您的位置:首页 > 其它

Dl4j-fit(DataSetIterator iterator)源码阅读(一)

2017-12-01 16:46 387 查看

fit(DataSetIterator iterator)源码阅读

1 网络模型

//Create the network
int numInput = 1;
int numOutputs = 1;
int nHidden = 2;
MultiLayerNetwork net = new MultiLayerNetwork(new NeuralNetConfiguration.Builder()
.seed(seed)
.iterations(iterations)
.optimizationAlgo(OptimizationAlgorithm.STOCHASTIC_GRADIENT_DESCENT)
.learningRate(learningRate)
.weightInit(WeightInit.XAVIER)
.updater(Updater.SGD)     //To configure: .updater(new Nesterovs(0.9))
.list()
.layer(0, new DenseLayer.Builder().nIn(numInput).nOut(nHidden)
.activation(Activation.RELU).dropOut(0.5)
.build())
.layer(1, new OutputLayer.Builder(LossFunctions.LossFunction.MSE)
.activation(Activation.IDENTITY)
.nIn(numInput).nOut(numOutputs).build())
.pretrain(false).backprop(true).build()
);


调用
net.fit(iterator);
对源码进行单步阅读。

2 fit(DataSetIterator iterator)

@Override
public void fit(DataSetIterator iterator) {
DataSetIterator iter;
// we're wrapping all iterators into AsyncDataSetIterator to provide background prefetch - where appropriate
if (iterator.asyncSupported()) {
iter = new AsyncDataSetIterator(iterator, 2);
} else {
iter = iterator;
}

if (trainingListeners.size() > 0) {
for (TrainingListener tl : trainingListeners) {
tl.onEpochStart(this);
}
}

if (layerWiseConfigurations.isPretrain()) {
pretrain(iter);
if (iter.resetSupported()) {
iter.reset();
}
}
if (layerWiseConfigurations.isBackprop()) {
update(TaskUtils.buildTask(iter));
if (!iter.hasNext() && iter.resetSupported()) {
iter.reset();
}
while (iter.hasNext()) {
DataSet next = iter.next();
if (next.getFeatureMatrix() == null || next.getLabels() == null)
break;

boolean hasMaskArrays = next.hasMaskArrays();

if (layerWiseConfigurations.getBackpropType() == BackpropType.TruncatedBPTT) {
doTruncatedBPTT(next.getFeatureMatrix(), next.getLabels(), next.getFeaturesMaskArray(),
next.getLabelsMaskArray());
} else {
if (hasMaskArrays)
setLayerMaskArrays(next.getFeaturesMaskArray(), next.getLabelsMaskArray());
setInput(next.getFeatureMatrix());
setLabels(next.getLabels());
if (solver == null) {
solver = new Solver.Builder().configure(conf()).listeners(getListeners()).model(this).build();
}
solver.optimize();
}

if (hasMaskArrays)
clearLayerMaskArrays();

Nd4j.getMemoryManager().invokeGcOccasionally();
}
} else if (layerWiseConfigurations.isPretrain()) {
log.warn("Warning: finetune is not applied.");
}

if (trainingListeners.size() > 0) {
for (TrainingListener tl : trainingListeners) {
tl.onEpochEnd(this);
}
}
}


2.1 iterator.asyncSupported()

if (iterator.asyncSupported()) {
iter = new AsyncDataSetIterator(iterator, 2);
} else {
iter = iterator;
}


这里主要判断所给的迭代器是否支持异步,如果支持异步则生成异步迭代器。
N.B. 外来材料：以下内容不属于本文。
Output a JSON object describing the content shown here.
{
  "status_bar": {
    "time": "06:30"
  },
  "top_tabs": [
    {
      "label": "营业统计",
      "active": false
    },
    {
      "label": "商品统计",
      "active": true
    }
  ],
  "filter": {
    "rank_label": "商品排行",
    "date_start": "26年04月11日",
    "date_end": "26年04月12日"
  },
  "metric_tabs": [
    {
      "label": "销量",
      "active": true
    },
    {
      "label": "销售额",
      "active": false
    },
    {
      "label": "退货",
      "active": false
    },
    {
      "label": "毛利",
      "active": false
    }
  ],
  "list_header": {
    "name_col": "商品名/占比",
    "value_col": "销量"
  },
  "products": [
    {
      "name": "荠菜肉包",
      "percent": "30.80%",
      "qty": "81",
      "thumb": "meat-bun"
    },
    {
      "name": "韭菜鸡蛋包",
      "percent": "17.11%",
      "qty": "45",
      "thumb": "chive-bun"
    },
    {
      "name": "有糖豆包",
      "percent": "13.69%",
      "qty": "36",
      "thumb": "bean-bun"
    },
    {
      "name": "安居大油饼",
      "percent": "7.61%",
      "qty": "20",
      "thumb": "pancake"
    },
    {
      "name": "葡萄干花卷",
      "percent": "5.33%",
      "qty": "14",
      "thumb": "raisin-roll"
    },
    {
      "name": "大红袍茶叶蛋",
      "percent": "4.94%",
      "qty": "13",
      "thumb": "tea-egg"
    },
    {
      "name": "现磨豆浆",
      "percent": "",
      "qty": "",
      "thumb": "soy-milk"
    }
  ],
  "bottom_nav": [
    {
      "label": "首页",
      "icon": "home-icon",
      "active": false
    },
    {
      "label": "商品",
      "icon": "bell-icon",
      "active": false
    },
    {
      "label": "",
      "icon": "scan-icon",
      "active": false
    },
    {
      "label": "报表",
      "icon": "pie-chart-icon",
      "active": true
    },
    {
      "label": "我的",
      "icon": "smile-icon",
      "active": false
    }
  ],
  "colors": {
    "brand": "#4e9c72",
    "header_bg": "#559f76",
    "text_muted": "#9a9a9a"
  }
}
一般自己实现iterator的时候,对于
asyncSupported
的实现都是
return false;


2.2 trainingListeners.size() > 0

if (trainingListeners.size() > 0) {
for (TrainingListener tl : trainingListeners) {
tl.onEpochStart(this);
}
}


这个
trainingListeners
字段在API文档和对应源码中没有找到对应的解释,从字面意思上是训练监听器。通常使用情况下,不涉及到这个字段

2.3 layerWiseConfigurations.isBackprop()

接下来判断神经网络是否使用Backprop,这个在神经网络的通常情况下,默认值为
true


if (layerWiseConfigurations.isBackprop()) {
update(TaskUtils.buildTask(iter));
//如果iter没有下一个元素,且iter支持reset操作
if (!iter.hasNext() && iter.resetSupported()) {
//则调用一个reset,重置迭代器。
iter.reset();
}
//当迭代器拥有元素的时候
while (iter.hasNext()) {
//调用next获取下一个批次需要训练的数据
DataSet next = iter.next();
//如果next中的特征矩阵或者标签矩阵为空的时候,则结束训练过程
if (next.getFeatureMatrix() == null || next.getLabels() == null)
break;
//判断当选训练集合是否拥有掩码(掩码通常在RNN中使用,因为RNN可能会处理非等长序列,需要使用掩码-即填0操作,使得非等长序列等长)
boolean hasMaskArrays = next.hasMaskArrays();

//这里用于判断网络架构的反向传播类型。(TruncatedBPTT这个是RNN常用的方法,截断式反向传播,BPTT- backprop through time, 主要用于解决梯度消失的问题)
if (layerWiseConfigurations.getBackpropType() == BackpropType.TruncatedBPTT) {
doTruncatedBPTT(next.getFeatureMatrix(), next.getLabels(), next.getFeaturesMaskArray(),
next.getLabelsMaskArray());
} else {
//判断掩码
if (hasMaskArrays)
setLayerMaskArrays(next.getFeaturesMaskArray(), next.getLabelsMaskArray());
//设置特征矩阵
setInput(next.getFeatureMatrix());
//设置标签
setLabels(next.getLabels());

//初始化Solver
//Sovle的类标注是Generic purpose solver。简单理解为
if (solver == null) {
//根据网络架构构造Sovler
solver = new Solver.Builder().configure(conf()).listeners(getListeners()).model(this).build();
}
solver.optimize();
}

if (hasMaskArrays)
clearLayerMaskArrays();

Nd4j.getMemoryManager().invokeGcOccasionally();
}
} else if (layerWiseConfigurations.isPretrain()) {
log.warn("Warning: finetune is not applied.");
}


2.3.1 update(TaskUtils.buildTask(iter));

接下来执行

update(TaskUtils.buildTask(iter));


语句。根据后面源码的阅读,这个task的建立是根据当前的网络模型对训练任务目标的确立。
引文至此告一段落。